Last summer I helped write and teach an innovation curriculum for teens and young adults in Saudi Arabia. The teaching team knew going in that we would have to work with the teenage men and women separately–this is common practice in Riyadh. I like working with women in tech, so I was looking forward to this. But what surprised me by this separation was how I was able to observe and compare how the different genders responded to the same programming.
Our curriculum was ambitious. We had projects that emphasized play, exercises that emphasized problem identification and solution finding, and lessons with programmable electronics and digital fabrication. Our strategy as a teaching team was to teach these modules separately and then help students put it all together in their final projects.
What we observed was that the young men were enthusiastic about the electronics and DigiFab, but felt uncomfortable doing the problem identification exercises and were slow to warm up to the play and tinkering exercises. While the women were enthusiastic about all of the content, but that they really lit up when asked to identify problems and use creative methods to explore potential solutions. (The guys kept telling us that women take education much more seriously than men do).

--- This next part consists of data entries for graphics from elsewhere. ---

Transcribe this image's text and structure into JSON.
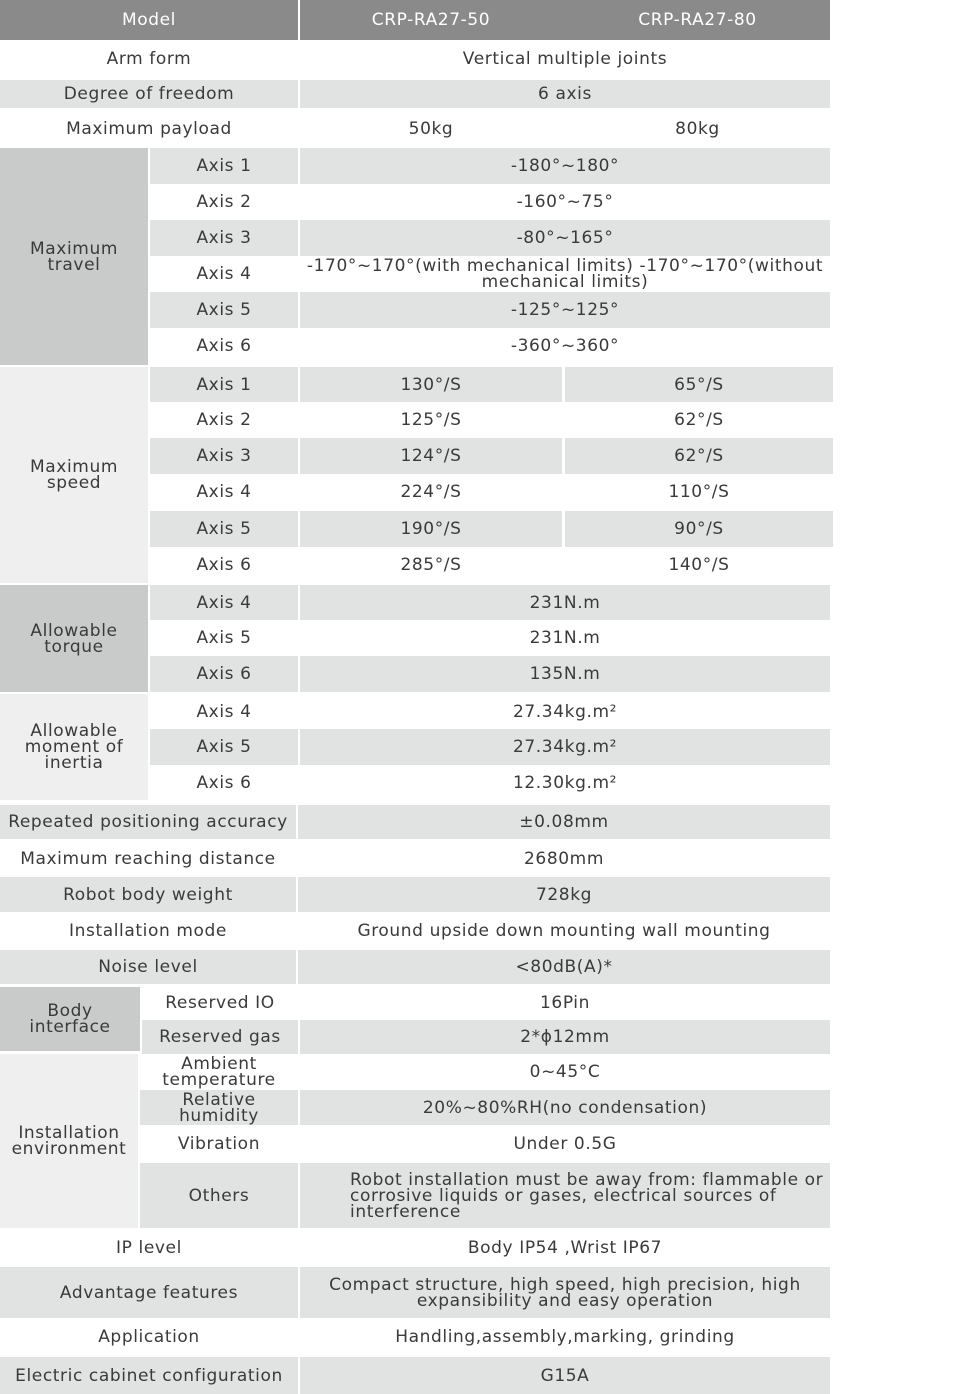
{
  "colors": {
    "header": "#8a8a8a",
    "row_gray": "#e1e2e2",
    "group_dark": "#c9caca",
    "group_light": "#efefef",
    "text": "#3a3a3a"
  },
  "header": {
    "model_label": "Model",
    "models": [
      "CRP-RA27-50",
      "CRP-RA27-80"
    ]
  },
  "arm_form": {
    "label": "Arm form",
    "value": "Vertical multiple joints"
  },
  "dof": {
    "label": "Degree of freedom",
    "value": "6 axis"
  },
  "payload": {
    "label": "Maximum payload",
    "values": [
      "50kg",
      "80kg"
    ]
  },
  "travel": {
    "label": "Maximum travel",
    "axes": [
      "Axis 1",
      "Axis 2",
      "Axis 3",
      "Axis 4",
      "Axis 5",
      "Axis 6"
    ],
    "values": [
      "-180°~180°",
      "-160°~75°",
      "-80°~165°",
      "-170°~170°(with mechanical limits) -170°~170°(without mechanical limits)",
      "-125°~125°",
      "-360°~360°"
    ]
  },
  "speed": {
    "label": "Maximum speed",
    "axes": [
      "Axis 1",
      "Axis 2",
      "Axis 3",
      "Axis 4",
      "Axis 5",
      "Axis 6"
    ],
    "values_50": [
      "130°/S",
      "125°/S",
      "124°/S",
      "224°/S",
      "190°/S",
      "285°/S"
    ],
    "values_80": [
      "65°/S",
      "62°/S",
      "62°/S",
      "110°/S",
      "90°/S",
      "140°/S"
    ]
  },
  "torque": {
    "label": "Allowable torque",
    "axes": [
      "Axis 4",
      "Axis 5",
      "Axis 6"
    ],
    "values": [
      "231N.m",
      "231N.m",
      "135N.m"
    ]
  },
  "inertia": {
    "label": "Allowable moment of inertia",
    "axes": [
      "Axis 4",
      "Axis 5",
      "Axis 6"
    ],
    "values": [
      "27.34kg.m²",
      "27.34kg.m²",
      "12.30kg.m²"
    ]
  },
  "repeat": {
    "label": "Repeated positioning accuracy",
    "value": "±0.08mm"
  },
  "reach": {
    "label": "Maximum reaching distance",
    "value": "2680mm"
  },
  "weight": {
    "label": "Robot body weight",
    "value": "728kg"
  },
  "install_mode": {
    "label": "Installation mode",
    "value": "Ground  upside down mounting  wall mounting"
  },
  "noise": {
    "label": "Noise level",
    "value": "<80dB(A)*"
  },
  "body_interface": {
    "label": "Body interface",
    "items": [
      {
        "label": "Reserved IO",
        "value": "16Pin"
      },
      {
        "label": "Reserved gas",
        "value": "2*ϕ12mm"
      }
    ]
  },
  "environment": {
    "label": "Installation environment",
    "items": [
      {
        "label": "Ambient temperature",
        "value": "0~45°C"
      },
      {
        "label": "Relative humidity",
        "value": "20%~80%RH(no condensation)"
      },
      {
        "label": "Vibration",
        "value": "Under 0.5G"
      },
      {
        "label": "Others",
        "value": "Robot installation must be away from: flammable or corrosive liquids or gases, electrical sources of interference"
      }
    ]
  },
  "ip": {
    "label": "IP level",
    "value": "Body IP54 ,Wrist IP67"
  },
  "advantage": {
    "label": "Advantage features",
    "value": "Compact structure, high speed, high precision, high expansibility and easy operation"
  },
  "application": {
    "label": "Application",
    "value": "Handling,assembly,marking, grinding"
  },
  "cabinet": {
    "label": "Electric cabinet configuration",
    "value": "G15A"
  }
}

These gender differences are much easier to see now that I’m back in the states. As a rule, the guys like robots and the women like solving complex social problems. There is overlap, of course, there is. But for me, what this difference confirms is that the need for diversity and inclusion in tech is more necessary than ever. If we don’t prioritize inclusion, we have social problem-solvers working in one silo and tech experts working in another. This separation is a barrier to innovation. There is value to be found when we create systems that combine and support diverse teams of innovators. Technology alone won’t save us. But technology combined with complex social problem-solving will.